Enquiries by Deccan Herald revealed that there have been two deaths each in M S Ramaiah Hospital, Narayana Hrudayalaya, St John's Hospital and one each in Indira Gandhi Institute of Child Health and Pristine Hospital. Sources in these hospitals said information related to the number of dengue deaths and other positive cases of dengue and chikungunya were being constantly shared with the BBMP health department.
According to Dr Shiva Prasad, consultant in charge at Narayana Hrudayalaya’s Medical ICU, two dengue deaths took place in his hospital. “We have our own laboratories to test blood samples and nearly 44 patients have tested positive for dengue. In fact, 26 of them had to be admitted to ICU as their platelet count had dropped drastically and they needed immediate medical attention,” he said.
Instead of acting on a war-footing and taking preventive steps, besides heightened awareness drives, BBMP officials are suppressing information related to the deaths either at government or private hospitals. The intended objective is not to stir panic among Bangalore’s residents, where as physicians Deccan Herald spoke to suggested that the civic authorities should launch an awareness and preventive drive rather than being cagey.
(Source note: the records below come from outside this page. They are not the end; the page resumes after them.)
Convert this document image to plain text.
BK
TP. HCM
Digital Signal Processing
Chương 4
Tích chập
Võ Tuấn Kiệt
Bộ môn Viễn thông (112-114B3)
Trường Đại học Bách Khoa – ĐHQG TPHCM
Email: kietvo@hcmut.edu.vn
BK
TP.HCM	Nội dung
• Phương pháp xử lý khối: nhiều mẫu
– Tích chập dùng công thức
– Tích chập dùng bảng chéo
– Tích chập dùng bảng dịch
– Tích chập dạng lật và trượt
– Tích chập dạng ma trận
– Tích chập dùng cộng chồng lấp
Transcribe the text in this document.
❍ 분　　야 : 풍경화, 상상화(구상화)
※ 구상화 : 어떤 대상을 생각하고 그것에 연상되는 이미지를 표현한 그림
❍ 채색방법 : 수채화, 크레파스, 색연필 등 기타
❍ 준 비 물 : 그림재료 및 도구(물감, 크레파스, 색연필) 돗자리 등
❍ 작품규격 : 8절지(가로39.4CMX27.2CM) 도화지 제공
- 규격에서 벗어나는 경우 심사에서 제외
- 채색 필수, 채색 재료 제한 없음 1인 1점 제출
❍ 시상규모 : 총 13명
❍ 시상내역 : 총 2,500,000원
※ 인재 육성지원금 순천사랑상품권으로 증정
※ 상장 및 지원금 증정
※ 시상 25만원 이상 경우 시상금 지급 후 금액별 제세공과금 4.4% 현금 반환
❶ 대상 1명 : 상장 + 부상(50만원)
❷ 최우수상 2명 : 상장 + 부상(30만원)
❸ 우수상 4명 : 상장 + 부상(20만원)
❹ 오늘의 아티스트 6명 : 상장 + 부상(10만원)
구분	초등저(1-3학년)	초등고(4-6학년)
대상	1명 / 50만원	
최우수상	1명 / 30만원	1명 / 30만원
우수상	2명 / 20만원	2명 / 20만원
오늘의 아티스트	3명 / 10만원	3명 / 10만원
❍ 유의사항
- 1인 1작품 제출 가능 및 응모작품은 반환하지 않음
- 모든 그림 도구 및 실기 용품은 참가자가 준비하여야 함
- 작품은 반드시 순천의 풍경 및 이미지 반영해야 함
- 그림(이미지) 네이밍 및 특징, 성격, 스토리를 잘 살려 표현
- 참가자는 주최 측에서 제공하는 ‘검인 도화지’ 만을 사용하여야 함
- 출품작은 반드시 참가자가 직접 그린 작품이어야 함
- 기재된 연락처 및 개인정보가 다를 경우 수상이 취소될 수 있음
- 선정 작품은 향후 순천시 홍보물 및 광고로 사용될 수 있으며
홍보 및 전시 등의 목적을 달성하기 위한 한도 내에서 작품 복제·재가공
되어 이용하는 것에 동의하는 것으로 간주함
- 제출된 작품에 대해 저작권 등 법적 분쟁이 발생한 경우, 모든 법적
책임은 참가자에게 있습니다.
It was only when Deccan Herald made repeated enquiries and posed pointed questions that BBMP’s chief health officer Dr L T Gayatri half-heartedly admitted to some dengue deaths. “I am not denying that there have been deaths due to dengue fever. It could be that some patients visited private hospitals where their blood samples were tested,” a defensive Gayatri said.
“There could have been deaths, but the patients’ blood samples were not tested in the designated laboratories like National Institute of Virology (NIV), Public Health Institute (PHI) or at the Nimhans laboratory.”
Gayatri did not mind sharing information on the number of positive dengue and chikungunya cases, saying that as many as 183 dengue and 65 chikungunya cases were reported across the City.
But the BBMP preferred not to disclose the number of deaths even as it has spent lakhs of rupees on fogging and spraying areas with large scale mosquito menace.
With the BBMP exercising the choice that people must not know about deaths caused by dengue, the state health department and private hospitals are now following different criteria to confirm dengue cases, especially at a time when the stagnant pools of water during the monsoon can worsen the situation.
A year ago, Deccan Herald reported deaths due to dengue shock syndrome cases at one private hospital. At that time, the BBMP had cautioned the hospital that it must not disclose information related to dengue and chikungunya to the media. Since then, private hospitals have continued to follow the civic body’s instructions to the letter.
When approached, St John’s Hospital medical superintendent Dr George D’Souza refused to furnish details. He insisted that authorities at his hospital have forwarded dengue and chikungunya-related information to the BBMP.